For those of you unfamiliar with the concept, a transit is when a planet visibly moves across the face of the Sun. From here on Earth, we can observe the transit of only the two inner planets, Mercury and Venus.
But transits can be rare. The transit of Venus only takes place about twice every 120 years. The last transit was in 1882, and the next one will be on June 6, 2012. If you miss that one, you'll have to wait until 2117 for the next.
Unfortunately for those of us in the United States, the 2004 transit is going to take place from roughly 1:19 AM to 7:23 AM EDT. That means that we'll miss most of it. However, with sunrise at roughly 5:07 AM, the final part of the transit, including Third Contact and Fourth Contact, will be observable. Assuming the weather is good, that is, but the current prediction is for a clear and beautiful sunrise that morning.

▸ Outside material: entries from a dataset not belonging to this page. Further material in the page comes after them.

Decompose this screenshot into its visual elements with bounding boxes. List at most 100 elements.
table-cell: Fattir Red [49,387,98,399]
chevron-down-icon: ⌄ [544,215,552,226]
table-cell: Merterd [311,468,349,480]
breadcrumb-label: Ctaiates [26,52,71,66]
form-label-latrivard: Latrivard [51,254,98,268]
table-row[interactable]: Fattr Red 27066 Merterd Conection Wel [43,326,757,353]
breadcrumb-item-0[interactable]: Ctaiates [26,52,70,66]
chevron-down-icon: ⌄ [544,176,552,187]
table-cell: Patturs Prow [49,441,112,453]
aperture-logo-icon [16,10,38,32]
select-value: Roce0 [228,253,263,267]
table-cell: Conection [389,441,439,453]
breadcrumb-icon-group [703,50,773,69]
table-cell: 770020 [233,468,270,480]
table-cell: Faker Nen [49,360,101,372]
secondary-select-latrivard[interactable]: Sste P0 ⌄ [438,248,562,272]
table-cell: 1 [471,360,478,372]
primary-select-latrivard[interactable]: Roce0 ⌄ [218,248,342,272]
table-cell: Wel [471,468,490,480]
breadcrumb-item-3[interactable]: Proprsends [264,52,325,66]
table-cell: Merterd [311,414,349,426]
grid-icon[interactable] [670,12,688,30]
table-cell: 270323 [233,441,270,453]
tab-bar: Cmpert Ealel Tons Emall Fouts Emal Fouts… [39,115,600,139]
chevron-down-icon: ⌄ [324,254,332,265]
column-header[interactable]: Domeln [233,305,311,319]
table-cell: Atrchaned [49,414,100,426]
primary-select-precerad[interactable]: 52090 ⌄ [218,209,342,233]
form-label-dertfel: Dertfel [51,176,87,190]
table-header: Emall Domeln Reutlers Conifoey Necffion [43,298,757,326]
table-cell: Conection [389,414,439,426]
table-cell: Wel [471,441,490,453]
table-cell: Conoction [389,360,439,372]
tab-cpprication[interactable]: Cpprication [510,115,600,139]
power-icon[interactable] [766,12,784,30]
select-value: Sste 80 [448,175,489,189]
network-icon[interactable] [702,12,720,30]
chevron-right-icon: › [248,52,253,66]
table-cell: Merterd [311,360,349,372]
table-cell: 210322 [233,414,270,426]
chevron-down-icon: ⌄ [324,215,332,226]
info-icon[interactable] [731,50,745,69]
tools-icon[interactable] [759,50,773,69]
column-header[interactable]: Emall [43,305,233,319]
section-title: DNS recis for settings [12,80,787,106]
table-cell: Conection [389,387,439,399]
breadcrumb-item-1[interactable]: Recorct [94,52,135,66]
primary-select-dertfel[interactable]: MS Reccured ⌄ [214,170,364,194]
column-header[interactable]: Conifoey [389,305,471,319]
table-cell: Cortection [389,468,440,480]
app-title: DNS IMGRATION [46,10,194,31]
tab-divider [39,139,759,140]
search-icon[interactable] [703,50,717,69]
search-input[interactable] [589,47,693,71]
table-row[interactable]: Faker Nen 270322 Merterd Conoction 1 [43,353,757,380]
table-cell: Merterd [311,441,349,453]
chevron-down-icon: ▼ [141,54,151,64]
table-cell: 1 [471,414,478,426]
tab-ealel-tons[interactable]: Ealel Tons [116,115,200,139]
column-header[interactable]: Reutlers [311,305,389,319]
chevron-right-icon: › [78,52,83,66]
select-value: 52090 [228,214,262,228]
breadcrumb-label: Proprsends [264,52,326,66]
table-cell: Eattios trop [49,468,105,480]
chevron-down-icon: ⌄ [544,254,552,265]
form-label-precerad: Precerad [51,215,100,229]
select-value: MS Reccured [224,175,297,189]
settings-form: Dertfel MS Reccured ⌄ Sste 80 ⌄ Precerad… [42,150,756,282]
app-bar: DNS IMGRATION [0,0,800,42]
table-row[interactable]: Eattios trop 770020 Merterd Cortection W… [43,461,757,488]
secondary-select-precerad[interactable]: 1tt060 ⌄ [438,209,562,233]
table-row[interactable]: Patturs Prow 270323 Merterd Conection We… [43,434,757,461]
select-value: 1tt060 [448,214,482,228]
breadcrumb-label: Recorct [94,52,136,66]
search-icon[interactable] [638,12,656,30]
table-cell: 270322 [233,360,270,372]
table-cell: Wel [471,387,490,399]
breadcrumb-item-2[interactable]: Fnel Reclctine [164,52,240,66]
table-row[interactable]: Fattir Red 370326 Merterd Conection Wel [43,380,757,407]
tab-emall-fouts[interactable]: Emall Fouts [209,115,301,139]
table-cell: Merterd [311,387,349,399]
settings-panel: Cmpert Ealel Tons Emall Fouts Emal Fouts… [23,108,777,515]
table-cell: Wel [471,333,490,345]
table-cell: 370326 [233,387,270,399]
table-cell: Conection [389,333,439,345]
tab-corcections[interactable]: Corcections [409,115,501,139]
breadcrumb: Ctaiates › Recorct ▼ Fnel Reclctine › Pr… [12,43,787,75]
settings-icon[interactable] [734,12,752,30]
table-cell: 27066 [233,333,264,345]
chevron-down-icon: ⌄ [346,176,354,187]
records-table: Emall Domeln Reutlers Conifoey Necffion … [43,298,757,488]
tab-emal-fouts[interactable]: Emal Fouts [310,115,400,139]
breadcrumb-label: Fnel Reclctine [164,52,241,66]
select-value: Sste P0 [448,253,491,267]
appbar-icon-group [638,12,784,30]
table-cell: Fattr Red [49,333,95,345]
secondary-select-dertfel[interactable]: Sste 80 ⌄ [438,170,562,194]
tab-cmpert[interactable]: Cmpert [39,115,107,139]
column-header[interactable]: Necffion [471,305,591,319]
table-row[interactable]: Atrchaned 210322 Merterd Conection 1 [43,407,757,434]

And the Harvard-Smithsonian Center for Astrophysics has graciously offered to open its observatory for transit viewing that morning, and that's where Nomi and I will be. We're planning to go even is the sky is cloudy, as they'll also be showing live webcasts of the transit from parts of the world where the Sun will be visible for the whole event. So, if you're willing to wake up before dawn to see an event that will only happen twice in your lifetime, meet us there at 5 AM and be a part of history.